In an instant, I knew my error. This was July in the Pacific Northwest. The moon was full. We were arriving late in the morning. The air had the briny smell of rarely exposed seaweed and barnacles.

Today was a super low tide, one of the lowest tides in a calendar year.

I turned toward deeper water, knowing full well that the whole area was basically flat sand. A smart move was to shut off the engine, to prevent it from sucking up sand. A second smart move was to deploy the anchor, to prevent the boat from being pushed toward shallower water. When it was all said and done, the trawler, yet unnamed, sat in maybe 2½ feet of water. Its draft was 3½ feet.

The three of us took the dinghy ashore, and I went to visit with my mother, who I recall may have been enjoying a beverage. She leaned over and asked, “Doug, do you have a name for your boat yet?”

Still a bit unsettled by the sandy experience, I responded, simply, “No.” She then said, “Why don’t you call it the Bottom Kisser?” and let out a good laugh.

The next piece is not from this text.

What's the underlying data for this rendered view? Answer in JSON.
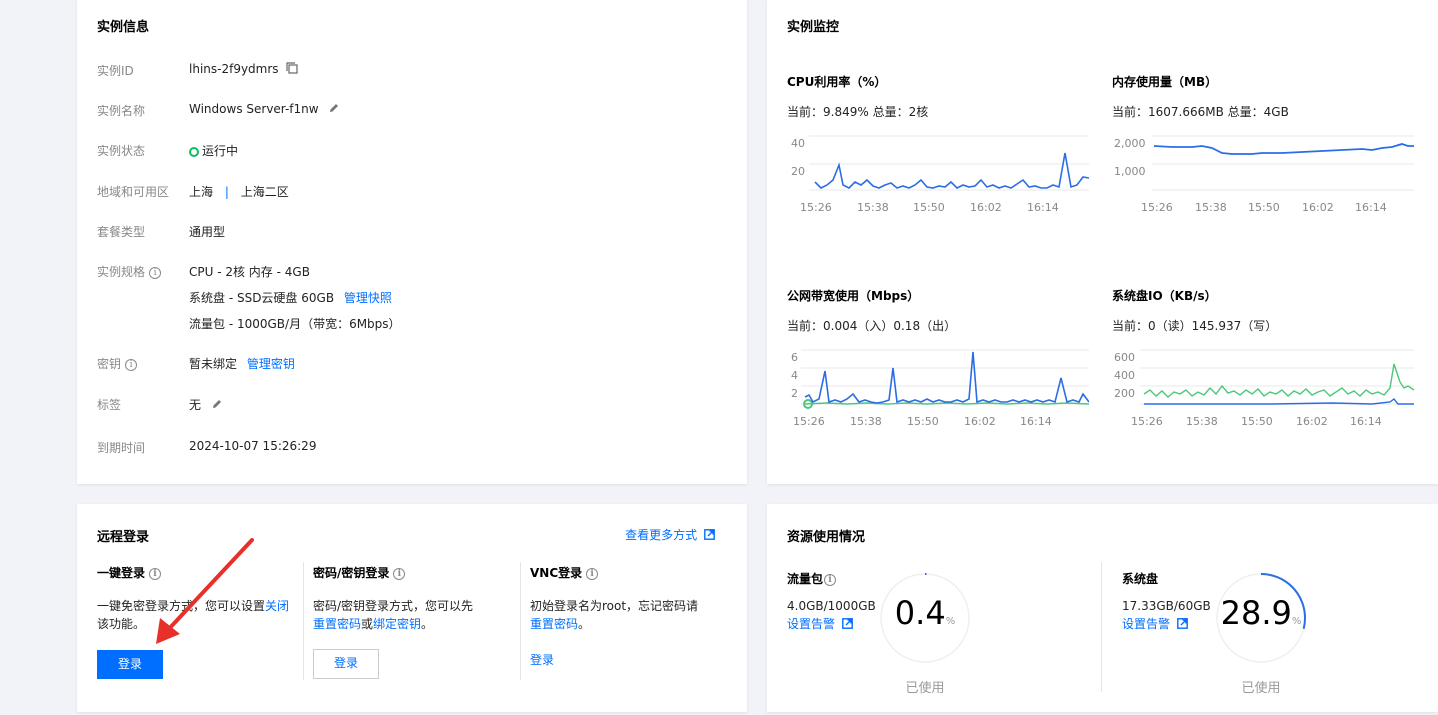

This conversation becomes funnier as the years pass.

Later in the day, Dave and I made our way back to homeport. That cruise was smooth, and sand was not found. A few days later, I had the boat hauled. Some of the bottom paint on the full keel was rubbed away, as was some of the paint on the tips of the propeller blades. But otherwise, no harm.

The lesson, of course, is that checking a tide chart is never a bad idea. Another lesson may be that things known can be forgotten if one is preoccupied. My boat operated just as it was intended to operate; the captain temporarily lost focus of something he knew well.

I never did call the boat Bottom Kisser, but I did learn to read that antiquated depthsounder.